Transmission of carbapenem-resistant Enterobacterales (CRE) through contamination of duodenoscopes and echoendoscopes has been well-described. Reference Aumeran, Poincloux and Souweine1Reference Kim, Russell and Mohamadnejad3 Residual contamination after endoscope reprocessing has been linked to complexities in the design of elevator channels, prompting the U.S. Federal Drug Administration (FDA) to work with manufactures to redesign devices to allow for more effective cleaning and disinfection. 4 Few cases of gastroscope-associated infections have been reported, Reference Rauwers, Kwakman, Vos and Bruno5 despite a recent meta-analysis demonstrating higher surveillance contamination rate of gastroscopes compared to duodenoscopes. Reference Goyal, Larsen and Perisetti6 It is evident that the risk for contamination extends beyond the elevator mechanism, Reference Goyal, Larsen and Perisetti6,Reference Ofstead, Wetzler, Heymann, Johnson, Eiland and Shaw7 however, the discrepancy between the increased estimated device contamination rate and decreased reported infection rate of gastroscopes compared to duodenoscopes is unclear. Reference McCafferty, Aghajani, Abi-Hanna, Gosbell and Jensen8

We describe a multi-patient outbreak of New Delhi metallo-β-lactamase-producing Klebsiella pneumoniae (NDM-KP), including an episode of delayed transmission most likely via an upper gastroscope without an elevator channel, several months after the initial outbreak. We hypothesize that physical damage and mechanical defects of the endoscope played a contributing role to the presumed persistent contamination and transmission of NDM-KP.

Methods

The work described was performed as a quality improvement project and qualified for Institutional Review Board exemption as per HRP-309 criteria.

Case definition

Any patient receiving care at a New Jersey health system from January 1, 2022 to August 1, 2023 with a clinical isolate of NDM-KP within 40 mutational events (MEs) Reference David, Reuter and Harris9 of the index case identified in March 2022.

Outbreak investigation

Clinical and epidemiologic review of all patients with NDM-KP clinical or surveillance isolates between January 1 and Dec 2022 was performed by the hospital’s Infection Prevention department in collaboration with the New Jersey Department of Health (NJ DOH). Case review of medical records was performed, including bed tracing, source of admission, and admission to other NJ facilities in the prior six months. A review of procedures and surgeries performed in the prior three months was also performed, including dates and serial numbers of medical devices used.

Microbiology

Clinical isolates of carbapenem-resistant K. pneumoniae (CRKP) were identified by BD Phoenix automated identification and susceptibility testing system (BD, Franklin Lakes, NJ). CRKP was defined as any K. pneumoniae isolate resistant to ertapenem, meropenem, and/or imipenem per Clinical Laboratory and Standards Institute (CLSI) M100 guidelines. CRKP isolates were tested for bla NDM at the NJ DOH utilizing the ARM-D kit, β-lactamase (Streck, Omaha, NE).

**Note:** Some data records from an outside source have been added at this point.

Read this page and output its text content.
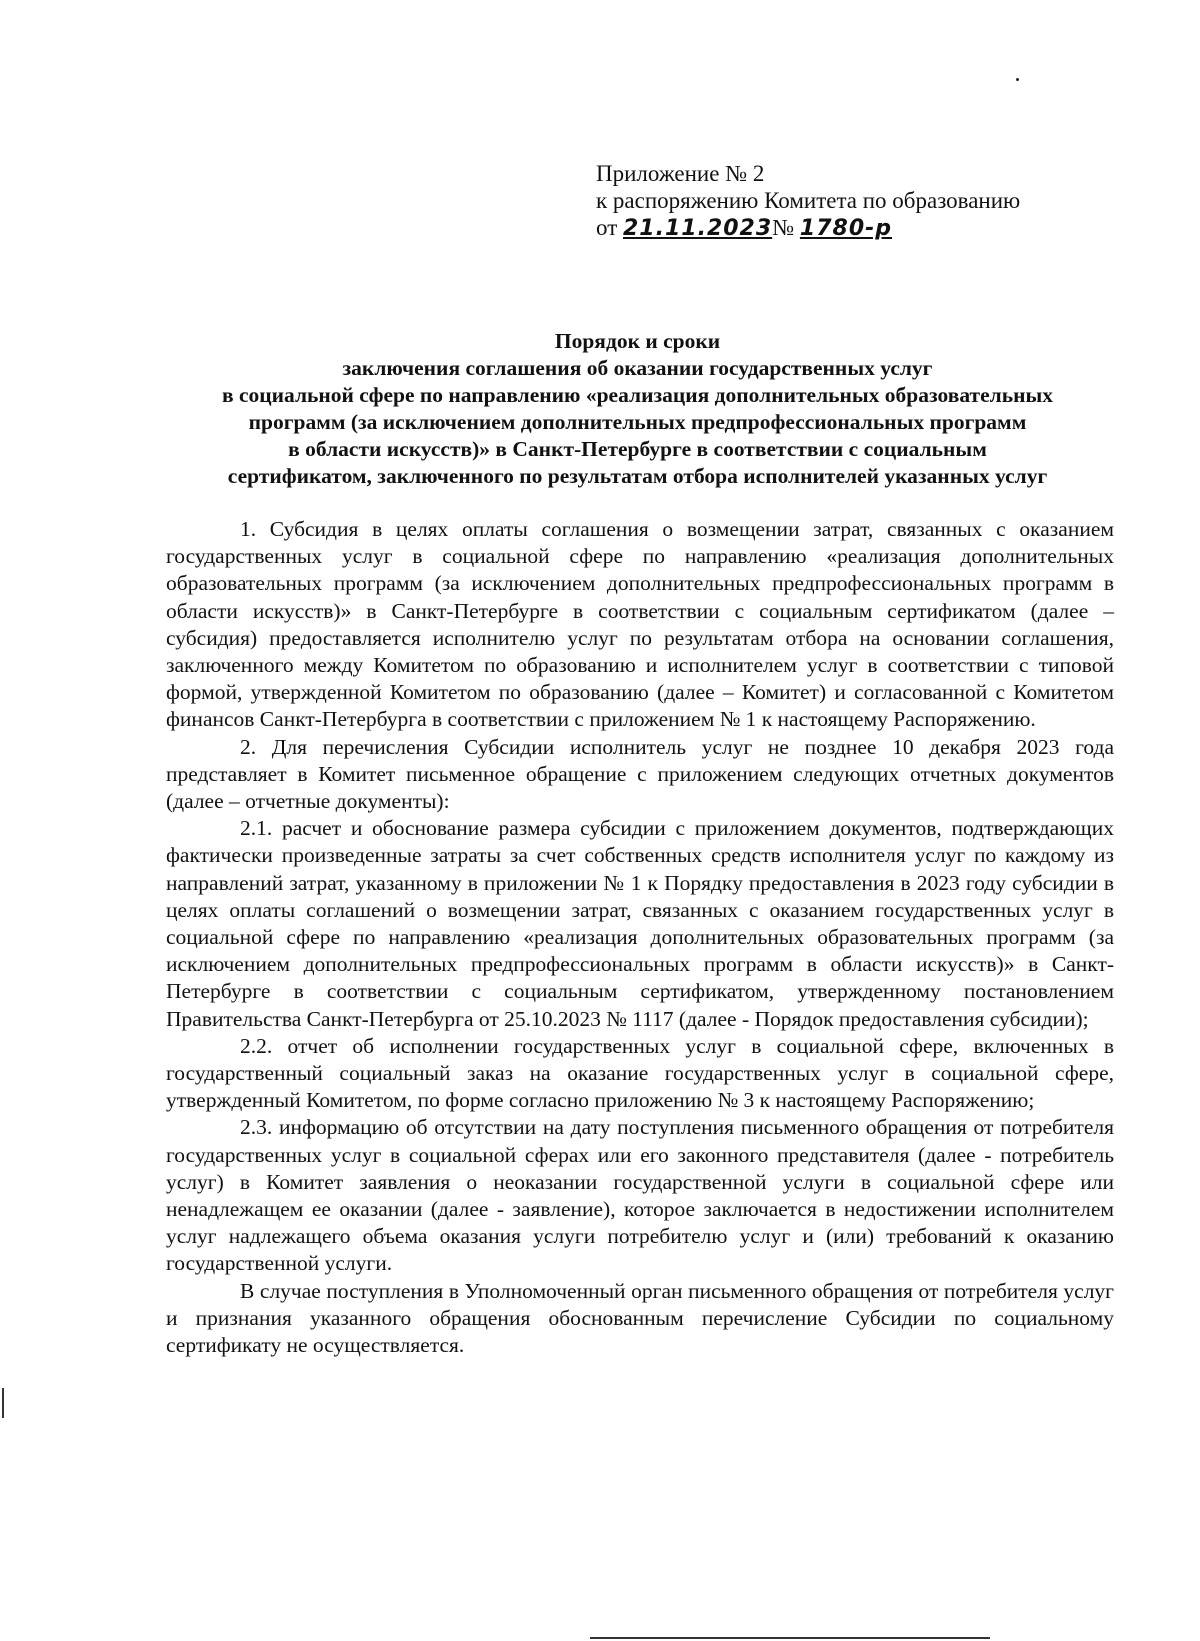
Приложение № 2
к распоряжению Комитета по образованию
от 21.11.2023№ 1780-р
Порядок и сроки
заключения соглашения об оказании государственных услуг
в социальной сфере по направлению «реализация дополнительных образовательных
программ (за исключением дополнительных предпрофессиональных программ
в области искусств)» в Санкт-Петербурге в соответствии с социальным
сертификатом, заключенного по результатам отбора исполнителей указанных услуг

1. Субсидия в целях оплаты соглашения о возмещении затрат, связанных с оказанием государственных услуг в социальной сфере по направлению «реализация дополнительных образовательных программ (за исключением дополнительных предпрофессиональных программ в области искусств)» в Санкт-Петербурге в соответствии с социальным сертификатом (далее – субсидия) предоставляется исполнителю услуг по результатам отбора на основании соглашения, заключенного между Комитетом по образованию и исполнителем услуг в соответствии с типовой формой, утвержденной Комитетом по образованию (далее – Комитет) и согласованной с Комитетом финансов Санкт-Петербурга в соответствии с приложением № 1 к настоящему Распоряжению.

2. Для перечисления Субсидии исполнитель услуг не позднее 10 декабря 2023 года представляет в Комитет письменное обращение с приложением следующих отчетных документов (далее – отчетные документы):

2.1. расчет и обоснование размера субсидии с приложением документов, подтверждающих фактически произведенные затраты за счет собственных средств исполнителя услуг по каждому из направлений затрат, указанному в приложении № 1 к Порядку предоставления в 2023 году субсидии в целях оплаты соглашений о возмещении затрат, связанных с оказанием государственных услуг в социальной сфере по направлению «реализация дополнительных образовательных программ (за исключением дополнительных предпрофессиональных программ в области искусств)» в Санкт-Петербурге в соответствии с социальным сертификатом, утвержденному постановлением Правительства Санкт-Петербурга от 25.10.2023 № 1117 (далее - Порядок предоставления субсидии);

2.2. отчет об исполнении государственных услуг в социальной сфере, включенных в государственный социальный заказ на оказание государственных услуг в социальной сфере, утвержденный Комитетом, по форме согласно приложению № 3 к настоящему Распоряжению;

2.3. информацию об отсутствии на дату поступления письменного обращения от потребителя государственных услуг в социальной сферах или его законного представителя (далее - потребитель услуг) в Комитет заявления о неоказании государственной услуги в социальной сфере или ненадлежащем ее оказании (далее - заявление), которое заключается в недостижении исполнителем услуг надлежащего объема оказания услуги потребителю услуг и (или) требований к оказанию государственной услуги.

В случае поступления в Уполномоченный орган письменного обращения от потребителя услуг и признания указанного обращения обоснованным перечисление Субсидии по социальному сертификату не осуществляется.
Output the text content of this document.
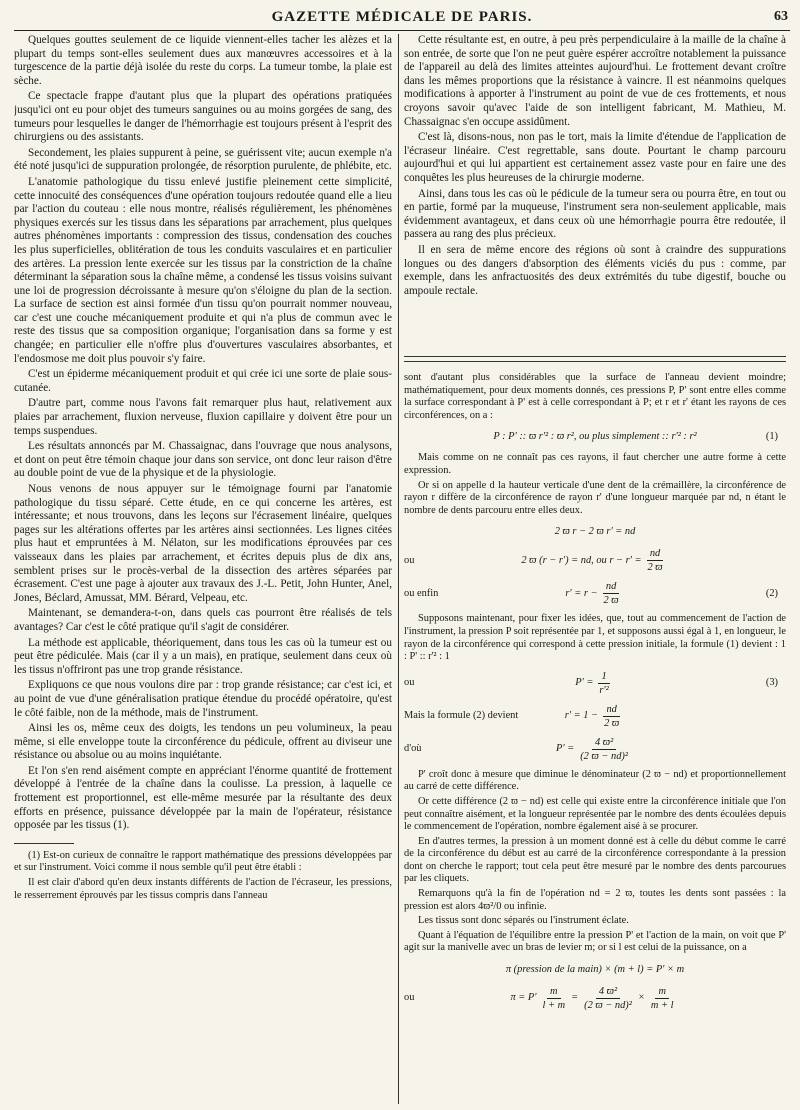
GAZETTE MÉDICALE DE PARIS.	63

Quelques gouttes seulement de ce liquide viennent-elles tacher les alèzes et la plupart du temps sont-elles seulement dues aux manœuvres accessoires et à la turgescence de la partie déjà isolée du reste du corps. La tumeur tombe, la plaie est sèche.

Ce spectacle frappe d'autant plus que la plupart des opérations pratiquées jusqu'ici ont eu pour objet des tumeurs sanguines ou au moins gorgées de sang, des tumeurs pour lesquelles le danger de l'hémorrhagie est toujours présent à l'esprit des chirurgiens ou des assistants.

Secondement, les plaies suppurent à peine, se guérissent vite; aucun exemple n'a été noté jusqu'ici de suppuration prolongée, de résorption purulente, de phlébite, etc.

L'anatomie pathologique du tissu enlevé justifie pleinement cette simplicité, cette innocuité des conséquences d'une opération toujours redoutée quand elle a lieu par l'action du couteau : elle nous montre, réalisés régulièrement, les phénomènes physiques exercés sur les tissus dans les séparations par arrachement, plus quelques autres phénomènes importants : compression des tissus, condensation des couches les plus superficielles, oblitération de tous les conduits vasculaires et en particulier des artères. La pression lente exercée sur les tissus par la constriction de la chaîne déterminant la séparation sous la chaîne même, a condensé les tissus voisins suivant une loi de progression décroissante à mesure qu'on s'éloigne du plan de la section. La surface de section est ainsi formée d'un tissu qu'on pourrait nommer nouveau, car c'est une couche mécaniquement produite et qui n'a plus de commun avec le reste des tissus que sa composition organique; l'organisation dans sa forme y est changée; en particulier elle n'offre plus d'ouvertures vasculaires absorbantes, et l'endosmose me doit plus pouvoir s'y faire.

C'est un épiderme mécaniquement produit et qui crée ici une sorte de plaie sous-cutanée.

D'autre part, comme nous l'avons fait remarquer plus haut, relativement aux plaies par arrachement, fluxion nerveuse, fluxion capillaire y doivent être pour un temps suspendues.

Les résultats annoncés par M. Chassaignac, dans l'ouvrage que nous analysons, et dont on peut être témoin chaque jour dans son service, ont donc leur raison d'être au double point de vue de la physique et de la physiologie.

Nous venons de nous appuyer sur le témoignage fourni par l'anatomie pathologique du tissu séparé. Cette étude, en ce qui concerne les artères, est intéressante; et nous trouvons, dans les leçons sur l'écrasement linéaire, quelques pages sur les altérations offertes par les artères ainsi sectionnées. Les lignes citées plus haut et empruntées à M. Nélaton, sur les modifications éprouvées par ces vaisseaux dans les plaies par arrachement, et écrites depuis plus de dix ans, semblent prises sur le procès-verbal de la dissection des artères séparées par écrasement. C'est une page à ajouter aux travaux des J.-L. Petit, John Hunter, Anel, Jones, Béclard, Amussat, MM. Bérard, Velpeau, etc.

Maintenant, se demandera-t-on, dans quels cas pourront être réalisés de tels avantages? Car c'est le côté pratique qu'il s'agit de considérer.

La méthode est applicable, théoriquement, dans tous les cas où la tumeur est ou peut être pédiculée. Mais (car il y a un mais), en pratique, seulement dans ceux où les tissus n'offriront pas une trop grande résistance.

Expliquons ce que nous voulons dire par : trop grande résistance; car c'est ici, et au point de vue d'une généralisation pratique étendue du procédé opératoire, qu'est le côté faible, non de la méthode, mais de l'instrument.

Ainsi les os, même ceux des doigts, les tendons un peu volumineux, la peau même, si elle enveloppe toute la circonférence du pédicule, offrent au diviseur une résistance ou absolue ou au moins inquiétante.

Et l'on s'en rend aisément compte en appréciant l'énorme quantité de frottement développé à l'entrée de la chaîne dans la coulisse. La pression, à laquelle ce frottement est proportionnel, est elle-même mesurée par la résultante des deux efforts en présence, puissance développée par la main de l'opérateur, résistance opposée par les tissus (1).

(1) Est-on curieux de connaître le rapport mathématique des pressions développées par et sur l'instrument. Voici comme il nous semble qu'il peut être établi :

Il est clair d'abord qu'en deux instants différents de l'action de l'écraseur, les pressions, le resserrement éprouvés par les tissus compris dans l'anneau

Cette résultante est, en outre, à peu près perpendiculaire à la maille de la chaîne à son entrée, de sorte que l'on ne peut guère espérer accroître notablement la puissance de l'appareil au delà des limites atteintes aujourd'hui. Le frottement devant croître dans les mêmes proportions que la résistance à vaincre. Il est néanmoins quelques modifications à apporter à l'instrument au point de vue de ces frottements, et nous croyons savoir qu'avec l'aide de son intelligent fabricant, M. Mathieu, M. Chassaignac s'en occupe assidûment.

C'est là, disons-nous, non pas le tort, mais la limite d'étendue de l'application de l'écraseur linéaire. C'est regrettable, sans doute. Pourtant le champ parcouru aujourd'hui et qui lui appartient est certainement assez vaste pour en faire une des conquêtes les plus heureuses de la chirurgie moderne.

Ainsi, dans tous les cas où le pédicule de la tumeur sera ou pourra être, en tout ou en partie, formé par la muqueuse, l'instrument sera non-seulement applicable, mais évidemment avantageux, et dans ceux où une hémorrhagie pourra être redoutée, il passera au rang des plus précieux.

Il en sera de même encore des régions où sont à craindre des suppurations longues ou des dangers d'absorption des éléments viciés du pus : comme, par exemple, dans les anfractuosités des deux extrémités du tube digestif, bouche ou ampoule rectale.

sont d'autant plus considérables que la surface de l'anneau devient moindre; mathématiquement, pour deux moments donnés, ces pressions P, P' sont entre elles comme la surface correspondant à P' est à celle correspondant à P; et r et r' étant les rayons de ces circonférences, on a :

P : P' :: ϖ r'² : ϖ r², ou plus simplement :: r'² : r²	(1)

Mais comme on ne connaît pas ces rayons, il faut chercher une autre forme à cette expression.

Or si on appelle d la hauteur verticale d'une dent de la crémaillère, la circonférence de rayon r diffère de la circonférence de rayon r' d'une longueur marquée par nd, n étant le nombre de dents parcouru entre elles deux.

2 ϖ r − 2 ϖ r' = nd
ou	2 ϖ (r − r') = nd, ou $r - r' = \frac{nd}{2 ϖ}$
ou enfin	$r' = r - \frac{nd}{2 ϖ}$	(2)

Supposons maintenant, pour fixer les idées, que, tout au commencement de l'action de l'instrument, la pression P soit représentée par 1, et supposons aussi égal à 1, en longueur, le rayon de la circonférence qui correspond à cette pression initiale, la formule (1) devient : 1 : P' :: r'² : 1

ou	$P' = \frac{1}{\text{r'²}}$	(3)
Mais la formule (2) devient	$r' = 1 - \frac{nd}{2 ϖ}$
d'où	$P' = \frac{\text{4 ϖ²}}{\text{(2 ϖ − nd)²}}$

P' croît donc à mesure que diminue le dénominateur (2 ϖ − nd) et proportionnellement au carré de cette différence.

Or cette différence (2 ϖ − nd) est celle qui existe entre la circonférence initiale que l'on peut connaître aisément, et la longueur représentée par le nombre des dents écoulées depuis le commencement de l'opération, nombre également aisé à se procurer.

En d'autres termes, la pression à un moment donné est à celle du début comme le carré de la circonférence du début est au carré de la circonférence correspondante à la pression dont on cherche le rapport; tout cela peut être mesuré par le nombre des dents parcourues par les cliquets.

Remarquons qu'à la fin de l'opération nd = 2 ϖ, toutes les dents sont passées : la pression est alors 4ϖ²/0 ou infinie.

Les tissus sont donc séparés ou l'instrument éclate.

Quant à l'équation de l'équilibre entre la pression P' et l'action de la main, on voit que P' agit sur la manivelle avec un bras de levier m; or si l est celui de la puissance, on a

π (pression de la main) × (m + l) = P' × m
ou	$\pi = P' \frac{m}{l + m} = \frac{\text{4 ϖ²}}{\text{(2 ϖ − nd)²}} \times \frac{m}{m + l}$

Rectal samples obtained for NDM-KP surveillance were collected using Copan Cepheid Sample Collection Device (Liquid Stuart Swabs 900-0370). The swabs were tested using Cepheid® Xpert® Carba-R PCR to detect bla NDM and other carbapenemase genes. PCR-positive swabs were inoculated to CHROMagar™, mSuperCARBA™, Direct MacConkey Agar, and MacConkey broth. Suspect colonies were isolated to Thermo Scientific™ Remel™ Blood agar (TSA w/Sheep Blood) and tested by multiplex real-time PCR assays to confirm the bla NDMgene as described in Prussing et al Reference Prussing, Canulla and Singh10 followed by organism identification by MALDI-TOF MS.

Sampling and culturing of gastrointestinal endoscopes was performed following the 2018 FDA/CDC protocol. 11 Endoscopic accessories, including the connecting tubing of the endoscope channels, were also cultured. Surveillance cultures of the disinfected duodenoscopes had been performed according to the standardized FDA protocol, by brushing the distal end of the scopes and rinsing the operating, suction, and air/water channels with a total volume of 80 mL sterile saline solution. Brushes were vortexed for 20s in saline. Liquid samples (including the saline in which the brush heads were sonicated) were centrifuged at 5000× g for 15 min. Pellets were resuspended in 0.1 mL of Dey-Engly broth. Two drops of each suspension was then added to 5 mL of thioglycolate broth and the remainder was spread on blood agar plates. Plates and broths were incubated at 37C in 5% CO2 for 72 hr. Sampling of gastrointestinal endoscopes used on October 2022 cases was also performed via a modified technique with the PULL THRU brush as described in Cattoir et al Reference Cattoir, Vanzieleghem and Florin12 and cultured per the above described protocol.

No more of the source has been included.